When the Big Data File stage is configured to use the HDFS API to communicate with the HDFS, it uses the CLASSPATH variable in the ishdfs.config configuration file if the configuration file is available. The use of this CLASSPATH variable overrides any other setting of the CLASSPATH variable for the Big Data File stage.

  1. Create an ishdfs.config configuration file with read permissions enabled for all users of the computer where the InfoSphere Information Server engine is installed.
    The ishdfs.config file must be in the IS_HOME/Server/DSEngine directory, where IS_HOME is the InfoSphere Information Server home directory. The configuration file name is case sensitive.
  2. In the ishdfs.config file, add the following parameter to specify the location of the Java libraries, which contain the classes and packages for the HDFS:
    CLASSPATH= hdfs_classpath

    Add the CLASSPATH line and specify the hdfs_classpath value. The value hdfs_classpath is the colon-separated list of file system artifacts that are used to access the HDFS. Each element must be a fully qualified file system directory path or .jar file path. This classpath example is for InfoSphere BigInsights. If you use another HDFS distribution, your classpath is different.

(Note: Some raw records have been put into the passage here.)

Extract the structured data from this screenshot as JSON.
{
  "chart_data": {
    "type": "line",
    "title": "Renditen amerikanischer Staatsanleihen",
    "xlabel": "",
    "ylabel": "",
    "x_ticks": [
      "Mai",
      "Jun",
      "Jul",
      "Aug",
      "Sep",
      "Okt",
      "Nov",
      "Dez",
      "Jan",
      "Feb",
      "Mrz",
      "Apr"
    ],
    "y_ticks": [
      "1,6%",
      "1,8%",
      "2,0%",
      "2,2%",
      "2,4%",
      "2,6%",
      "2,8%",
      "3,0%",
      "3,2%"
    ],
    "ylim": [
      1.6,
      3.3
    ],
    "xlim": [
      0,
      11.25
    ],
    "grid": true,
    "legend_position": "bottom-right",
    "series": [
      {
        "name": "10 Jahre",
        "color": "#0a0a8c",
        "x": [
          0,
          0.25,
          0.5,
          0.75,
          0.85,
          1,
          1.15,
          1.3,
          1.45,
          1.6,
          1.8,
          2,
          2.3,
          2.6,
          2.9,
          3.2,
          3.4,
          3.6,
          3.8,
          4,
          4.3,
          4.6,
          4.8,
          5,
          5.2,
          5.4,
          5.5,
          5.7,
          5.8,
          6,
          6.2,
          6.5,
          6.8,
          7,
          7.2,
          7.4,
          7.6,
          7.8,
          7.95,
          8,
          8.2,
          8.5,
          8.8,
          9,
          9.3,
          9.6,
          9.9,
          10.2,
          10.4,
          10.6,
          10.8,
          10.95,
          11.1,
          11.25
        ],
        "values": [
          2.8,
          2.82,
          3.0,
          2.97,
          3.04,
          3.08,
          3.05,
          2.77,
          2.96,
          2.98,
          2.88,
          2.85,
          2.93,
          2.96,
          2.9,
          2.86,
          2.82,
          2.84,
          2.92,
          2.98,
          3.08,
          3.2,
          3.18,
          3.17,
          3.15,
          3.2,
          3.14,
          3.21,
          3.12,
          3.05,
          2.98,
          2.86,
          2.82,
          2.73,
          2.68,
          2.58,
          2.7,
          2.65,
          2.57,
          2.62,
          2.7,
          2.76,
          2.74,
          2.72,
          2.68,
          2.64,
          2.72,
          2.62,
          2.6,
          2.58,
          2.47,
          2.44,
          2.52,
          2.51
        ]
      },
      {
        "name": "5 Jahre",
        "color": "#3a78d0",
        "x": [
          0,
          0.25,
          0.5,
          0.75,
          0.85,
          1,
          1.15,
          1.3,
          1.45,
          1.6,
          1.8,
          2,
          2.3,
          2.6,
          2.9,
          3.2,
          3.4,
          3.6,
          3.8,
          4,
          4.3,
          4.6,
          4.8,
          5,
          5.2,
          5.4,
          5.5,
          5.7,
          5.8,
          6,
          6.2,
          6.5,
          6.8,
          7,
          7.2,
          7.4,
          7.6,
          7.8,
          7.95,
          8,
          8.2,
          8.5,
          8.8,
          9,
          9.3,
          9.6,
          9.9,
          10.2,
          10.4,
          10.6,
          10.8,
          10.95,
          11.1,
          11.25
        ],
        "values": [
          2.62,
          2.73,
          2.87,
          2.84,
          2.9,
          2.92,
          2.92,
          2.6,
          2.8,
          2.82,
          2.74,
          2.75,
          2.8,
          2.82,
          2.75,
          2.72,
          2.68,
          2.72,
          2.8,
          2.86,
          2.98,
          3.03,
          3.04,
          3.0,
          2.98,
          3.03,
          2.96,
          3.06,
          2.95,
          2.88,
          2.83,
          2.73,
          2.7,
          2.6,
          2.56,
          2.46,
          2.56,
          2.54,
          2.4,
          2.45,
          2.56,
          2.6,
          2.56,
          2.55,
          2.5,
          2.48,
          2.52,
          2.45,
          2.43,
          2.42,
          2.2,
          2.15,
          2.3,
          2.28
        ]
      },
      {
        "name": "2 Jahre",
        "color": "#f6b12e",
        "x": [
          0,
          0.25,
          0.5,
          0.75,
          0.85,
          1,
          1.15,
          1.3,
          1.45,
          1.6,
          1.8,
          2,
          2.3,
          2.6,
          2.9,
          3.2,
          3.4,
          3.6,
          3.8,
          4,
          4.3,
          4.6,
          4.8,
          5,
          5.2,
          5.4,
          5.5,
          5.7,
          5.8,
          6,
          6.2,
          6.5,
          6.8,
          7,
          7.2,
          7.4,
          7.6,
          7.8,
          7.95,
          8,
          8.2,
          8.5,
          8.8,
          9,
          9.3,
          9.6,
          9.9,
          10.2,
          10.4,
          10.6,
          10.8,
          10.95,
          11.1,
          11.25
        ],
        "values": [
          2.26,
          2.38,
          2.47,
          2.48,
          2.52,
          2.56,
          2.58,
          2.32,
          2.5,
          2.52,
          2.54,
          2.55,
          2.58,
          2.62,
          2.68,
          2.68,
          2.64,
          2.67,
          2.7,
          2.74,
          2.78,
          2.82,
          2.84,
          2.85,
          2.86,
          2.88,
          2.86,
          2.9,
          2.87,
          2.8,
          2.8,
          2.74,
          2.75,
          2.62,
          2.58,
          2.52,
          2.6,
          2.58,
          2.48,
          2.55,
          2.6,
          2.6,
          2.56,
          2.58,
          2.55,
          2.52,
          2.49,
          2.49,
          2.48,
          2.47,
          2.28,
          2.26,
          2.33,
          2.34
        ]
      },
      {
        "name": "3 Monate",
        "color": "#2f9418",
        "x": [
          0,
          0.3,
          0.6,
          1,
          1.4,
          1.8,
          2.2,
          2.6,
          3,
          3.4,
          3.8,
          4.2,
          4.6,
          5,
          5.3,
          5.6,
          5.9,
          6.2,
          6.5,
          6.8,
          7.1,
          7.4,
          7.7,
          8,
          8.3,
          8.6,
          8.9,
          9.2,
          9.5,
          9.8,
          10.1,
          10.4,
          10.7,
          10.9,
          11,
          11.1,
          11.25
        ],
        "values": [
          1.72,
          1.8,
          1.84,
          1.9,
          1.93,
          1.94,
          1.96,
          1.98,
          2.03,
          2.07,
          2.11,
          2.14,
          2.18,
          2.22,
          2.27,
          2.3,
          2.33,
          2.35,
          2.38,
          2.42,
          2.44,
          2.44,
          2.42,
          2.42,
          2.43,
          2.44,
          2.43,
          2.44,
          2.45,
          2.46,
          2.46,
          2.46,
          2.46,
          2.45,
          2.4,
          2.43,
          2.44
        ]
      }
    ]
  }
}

    The following is an example of the Java libraries and file system folders:
    $DSHOME/../../ASBNode/eclipse/plugins/com.ibm.iis.client/httpclient-4.2.1.jar
    $DSHOME/../../ASBNode/eclipse/plugins/com.ibm.iis.client/httpcore-4.2.1.jar
    $DSHOME/../PXEngine/java/biginsights-restfs-1.0.0.jar
    $DSHOME/../PXEngine/java/cc-http-api.jar
    $DSHOME/../PXEngine/java/cc-http-impl.jar
    /opt/IBM/biginsights/IHC/lib/*
    /opt/IBM/biginsights/IHC/*
    /opt/IBM/biginsights/lib/JSON4J.jar
    /opt/IBM/biginsights/hadoop-conf 
    $DSHOME is the environment variable that points to the following directory: IS_HOME/Server/DSEngine directory. The default directory is /opt/IBM/InformationServer/Server/DSEngine directory. For example, create the ishdfs.config file and enter the following line:
    CLASSPATH= $DSHOME/../../ASBNode/eclipse/plugins/com.ibm.iis.client/httpclient-4.2.1.jar:$DSHOME/../../ASBNode/eclipse/plugins/com.ibm.iis.client/httpcore-4.2.1.jar:$DSHOME/../PXEngine/java/biginsights-restfs-1.0.0.jar:$DSHOME/../PXEngine/java/cc-http-api.jar:$DSHOME/../PXEngine/java/cc-http-impl.jar:/opt/IBM/biginsights/IHC/lib/*:/opt/IBM/biginsights/IHC/*:/opt/IBM/biginsights/lib/JSON4J.jar:/opt/IBM/biginsights/hadoop-conf 
    If you use the syncbi.sh tool to create the ishdfs.config file, the contents might look like the following example:
    CLASSPATH=$DSHOME/../../ASBNode/eclipse/plugins/com.ibm.iis.client/httpclient-4.2.1.jar:$DSHOME/../../ASBNode/eclipse/plugins/com.ibm.iis.client/httpcore-4.2.1.jar::$DSHOME/../PXEngine/java/biginsights-restfs-1.0.0.jar:$DSHOME/../PXEngine/java/cc-http-api.jar:$DSHOME/../PXEngine/java/cc-http-impl.jar:$DSHOME/../biginsights/hadoop-conf:$DSHOME/../biginsights:$DSHOME/../biginsights/*
  3. Save the ishdfs.config file in the IS_HOME/Server/DSEngine directory, where IS_HOME is the InfoSphere Information Server home directory. The default directory is /opt/IBM/InformationServer, for example, /opt/IBM/InformationServer/Server/DSEngine.
    If the engine tier in your InfoSphere Information Server installation consists of multiple hosts, this file must be available from the same location on all the hosts. You can make this file available from the same location on all the hosts by configuring the DSEngine directory as a shared network directory.